Приход Генри Марчмонта хотя и не был неожиданностью для Писфула, однако чем-то встревожил его. Чем именно, профессор и сам не смог бы на это ответить. В последнее время он вообще стал слишком мнительным и нервным. Все теперь настораживало и тревожило его. Он плохо спал ночами, просыпался в холодном поту, с беспокойно стучащим сердцем…
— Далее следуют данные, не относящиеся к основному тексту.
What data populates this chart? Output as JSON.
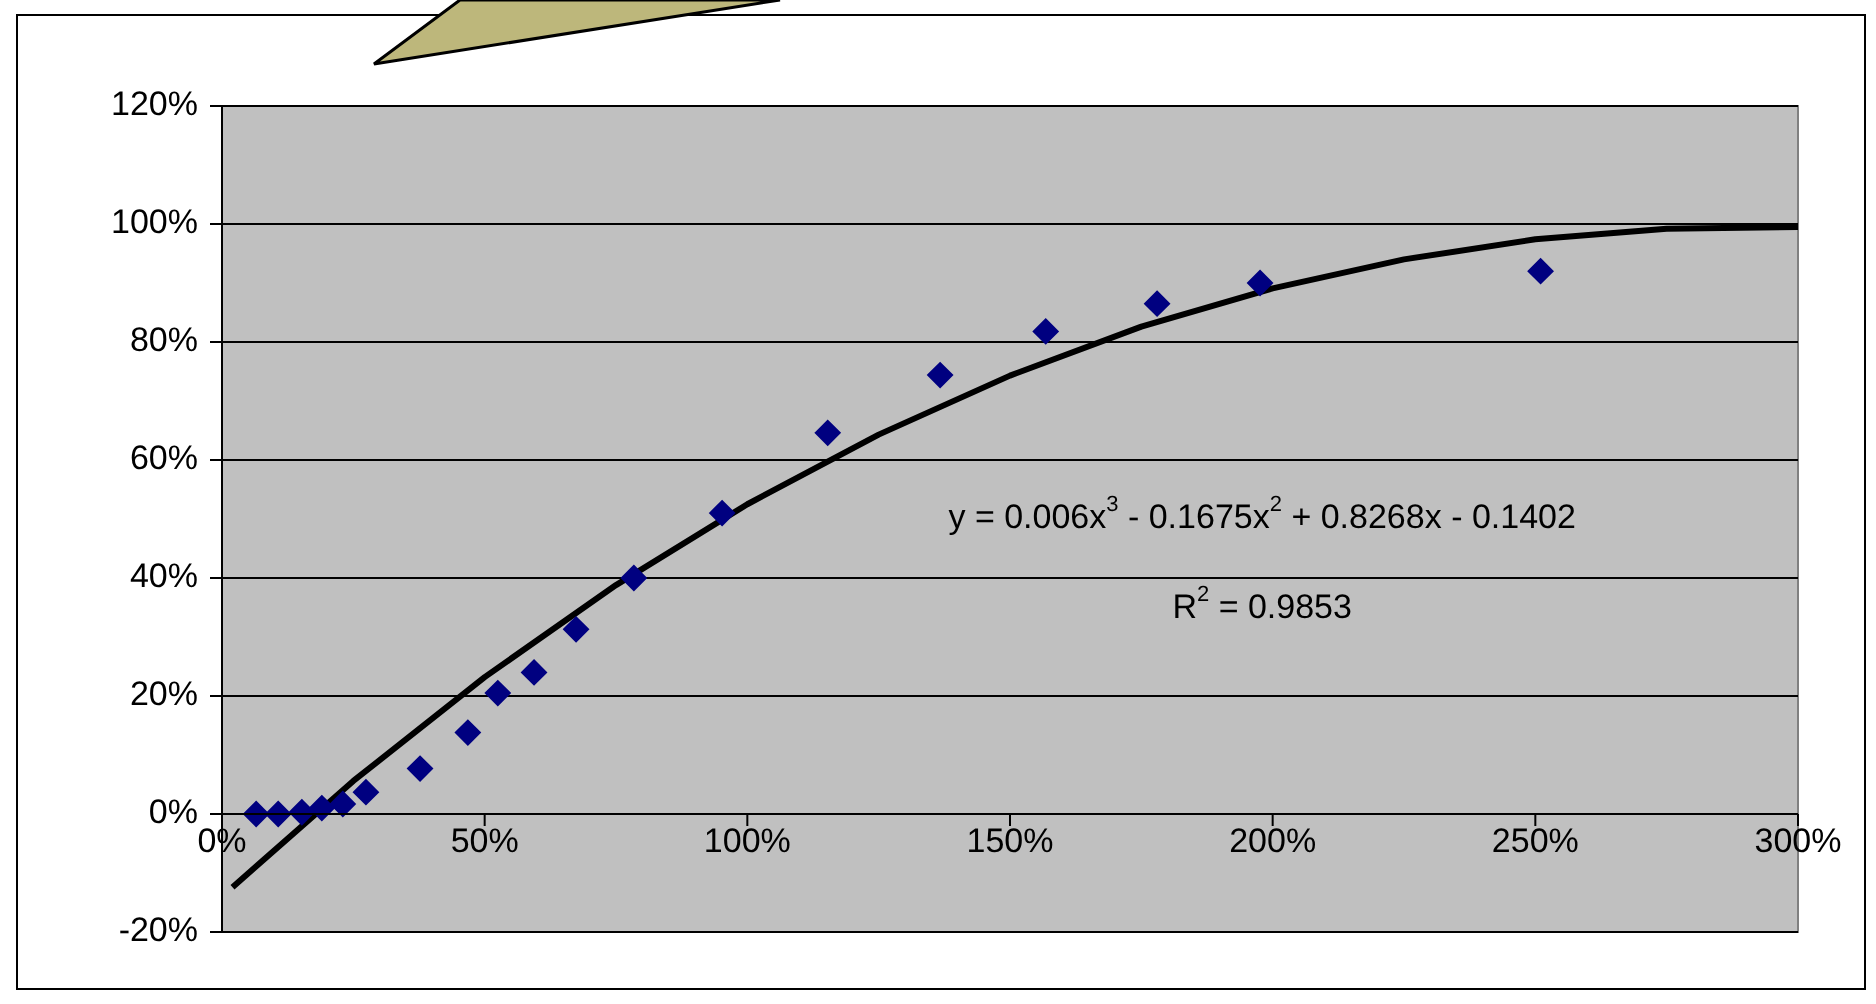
{
  "chart_data": {
    "type": "scatter",
    "marker": "diamond",
    "grid": "y",
    "legend": false,
    "xlim": [
      0,
      300
    ],
    "xticks": [
      {
        "value": 0,
        "label": "0%"
      },
      {
        "value": 50,
        "label": "50%"
      },
      {
        "value": 100,
        "label": "100%"
      },
      {
        "value": 150,
        "label": "150%"
      },
      {
        "value": 200,
        "label": "200%"
      },
      {
        "value": 250,
        "label": "250%"
      },
      {
        "value": 300,
        "label": "300%"
      }
    ],
    "ylim": [
      -20,
      120
    ],
    "yticks": [
      {
        "value": -20,
        "label": "-20%"
      },
      {
        "value": 0,
        "label": "0%"
      },
      {
        "value": 20,
        "label": "20%"
      },
      {
        "value": 40,
        "label": "40%"
      },
      {
        "value": 60,
        "label": "60%"
      },
      {
        "value": 80,
        "label": "80%"
      },
      {
        "value": 100,
        "label": "100%"
      },
      {
        "value": 120,
        "label": "120%"
      }
    ],
    "series": [
      {
        "color": "#000080",
        "x": [
          6.5,
          10.7,
          15.2,
          19,
          23,
          27.4,
          37.7,
          46.8,
          52.5,
          59.4,
          67.4,
          78.4,
          95.2,
          115.3,
          136.7,
          156.8,
          178,
          197.6,
          251
        ],
        "values": [
          0,
          0,
          0.3,
          1,
          1.7,
          3.7,
          7.7,
          13.8,
          20.5,
          24,
          31.3,
          40,
          51,
          64.6,
          74.4,
          81.8,
          86.5,
          90,
          92
        ]
      },
      {
        "type": "line",
        "color": "#000000",
        "marker": "none",
        "x": [
          2,
          25,
          50,
          75,
          100,
          125,
          150,
          175,
          200,
          225,
          250,
          275,
          300
        ],
        "values": [
          -12.4,
          5.6,
          23.2,
          38.8,
          52.5,
          64.3,
          74.3,
          82.6,
          89.1,
          94,
          97.4,
          99.2,
          99.5
        ]
      }
    ],
    "annotations": [
      "y = 0.006x$^{3}$ - 0.1675x$^{2}$ + 0.8268x - 0.1402",
      "R$^{2}$ = 0.9853"
    ]
  }
}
Надо бы послушаться врачей, бросить все к черту, особенно эту неприятную работу для военного ведомства, и поехать на юг, в тихий, уютный санаторий на берегу океана. Но — где там! Разве его выпустит из своих лап генерал Хазард, пока он не завершит испытания портативной коротковолновой радиостанции дальнего действия? Неприятнее же всего было для Писфула то, что станция эта предназначалась, судя по всему, для оснащения тайной агентуры.

— Здравствуйте, дорогой мистер Писфул! — радостно проговорил Генри Марчмонт, протягивая руку профессору. — Простите, что без предупреждения, но у меня к вам серьезное дело.

— Серьезное? — удивленно переспросил Писфул и осмотрелся по сторонам, будто опасаясь, что их может подслушать кто-то.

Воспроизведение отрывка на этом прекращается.